Library science majors do not make very much money. What if someone accidentally wrote down the pay of 22k per year as 22 million per year? We can change this one value with the following R code:

pay\$median_pay[173] <- 22000000

Now re-run the T-test here predicting the median pay as a result of whether a major is in the sciences:

tmod_t_test(median_pay ~ sciences, data = pay)
##
## Two Sample t-test
##
##  H0: Difference in true means is zero
##  HA: Difference in true means is non-zero
##
##  Test statistic: t(119.03) = 0.93151
##  P-value: 0.3535
##
##  Parameter: Difference in means (no - yes)
##  Point estimate: 170500
##  Confidence interval: [-191940,  532950]

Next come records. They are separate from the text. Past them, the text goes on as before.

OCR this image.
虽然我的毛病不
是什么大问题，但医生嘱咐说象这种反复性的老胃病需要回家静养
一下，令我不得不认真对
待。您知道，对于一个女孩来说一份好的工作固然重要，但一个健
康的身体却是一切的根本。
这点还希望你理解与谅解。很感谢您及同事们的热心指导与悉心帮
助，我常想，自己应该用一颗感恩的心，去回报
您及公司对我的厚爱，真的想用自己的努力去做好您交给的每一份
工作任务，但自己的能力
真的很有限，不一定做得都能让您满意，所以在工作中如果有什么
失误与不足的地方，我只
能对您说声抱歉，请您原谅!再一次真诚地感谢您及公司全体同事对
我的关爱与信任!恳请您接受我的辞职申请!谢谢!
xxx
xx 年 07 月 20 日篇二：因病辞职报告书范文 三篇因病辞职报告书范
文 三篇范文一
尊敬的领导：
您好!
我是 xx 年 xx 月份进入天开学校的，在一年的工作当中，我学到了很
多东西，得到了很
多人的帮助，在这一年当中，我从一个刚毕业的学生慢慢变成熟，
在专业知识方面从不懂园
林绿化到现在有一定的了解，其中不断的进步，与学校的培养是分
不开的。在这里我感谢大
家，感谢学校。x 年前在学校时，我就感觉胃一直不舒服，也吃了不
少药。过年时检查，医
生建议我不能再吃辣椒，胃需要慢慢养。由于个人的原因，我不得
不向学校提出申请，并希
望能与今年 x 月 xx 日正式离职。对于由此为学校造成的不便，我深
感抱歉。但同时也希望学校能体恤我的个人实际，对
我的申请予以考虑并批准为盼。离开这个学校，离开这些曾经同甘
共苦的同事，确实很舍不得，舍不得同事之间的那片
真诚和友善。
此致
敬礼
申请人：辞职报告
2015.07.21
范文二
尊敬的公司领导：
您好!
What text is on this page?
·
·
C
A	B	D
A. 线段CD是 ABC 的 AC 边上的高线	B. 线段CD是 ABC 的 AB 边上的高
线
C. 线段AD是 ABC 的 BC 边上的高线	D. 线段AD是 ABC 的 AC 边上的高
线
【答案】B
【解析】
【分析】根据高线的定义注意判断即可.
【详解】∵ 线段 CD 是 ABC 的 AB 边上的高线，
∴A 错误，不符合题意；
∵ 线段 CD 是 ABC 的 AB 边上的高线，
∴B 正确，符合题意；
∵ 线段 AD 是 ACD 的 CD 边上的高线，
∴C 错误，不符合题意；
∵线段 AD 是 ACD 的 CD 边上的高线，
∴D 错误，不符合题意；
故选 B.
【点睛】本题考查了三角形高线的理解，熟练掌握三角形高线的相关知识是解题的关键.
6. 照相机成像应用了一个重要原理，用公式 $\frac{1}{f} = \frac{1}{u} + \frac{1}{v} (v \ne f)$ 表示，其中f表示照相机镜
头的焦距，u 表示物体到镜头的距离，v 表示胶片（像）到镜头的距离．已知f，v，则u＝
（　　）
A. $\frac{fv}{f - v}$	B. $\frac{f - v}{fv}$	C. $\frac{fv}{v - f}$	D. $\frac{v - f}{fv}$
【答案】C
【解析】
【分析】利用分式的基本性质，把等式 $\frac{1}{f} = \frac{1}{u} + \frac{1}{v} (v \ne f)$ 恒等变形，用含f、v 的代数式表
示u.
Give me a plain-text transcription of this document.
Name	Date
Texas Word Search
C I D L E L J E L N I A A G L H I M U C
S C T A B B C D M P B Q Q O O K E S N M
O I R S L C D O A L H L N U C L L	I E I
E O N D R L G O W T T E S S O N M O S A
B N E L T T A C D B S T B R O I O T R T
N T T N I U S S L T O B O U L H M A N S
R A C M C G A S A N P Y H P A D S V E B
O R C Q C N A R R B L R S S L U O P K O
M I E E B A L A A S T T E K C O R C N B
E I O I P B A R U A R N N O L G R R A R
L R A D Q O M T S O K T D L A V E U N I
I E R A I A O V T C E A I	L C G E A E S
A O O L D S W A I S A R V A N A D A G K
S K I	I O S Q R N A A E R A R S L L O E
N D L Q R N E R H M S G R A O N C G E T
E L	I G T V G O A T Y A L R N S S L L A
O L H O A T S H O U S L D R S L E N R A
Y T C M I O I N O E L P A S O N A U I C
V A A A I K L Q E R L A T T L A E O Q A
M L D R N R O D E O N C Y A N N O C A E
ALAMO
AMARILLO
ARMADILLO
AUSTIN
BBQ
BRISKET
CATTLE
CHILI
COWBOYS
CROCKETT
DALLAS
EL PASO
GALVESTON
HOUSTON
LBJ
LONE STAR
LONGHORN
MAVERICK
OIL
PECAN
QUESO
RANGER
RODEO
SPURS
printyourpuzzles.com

Is the test still significant? Now, re-run the Mann-Whitney test:

tmod_mann_whitney_test(median_pay ~ sciences, data = pay)
##
## Mann-Whitney rank sum test with continuity correction
##
##  H0: True location shift is equal to zero
##  HA: True location shift is not equal to zero
##
##  Test statistic: W = 1270.5
##  P-value: 3.039e-10

Is this test still significant? How much does the test statistic change compared to the original dataset? Which of the two tests is more robust to one bad data point?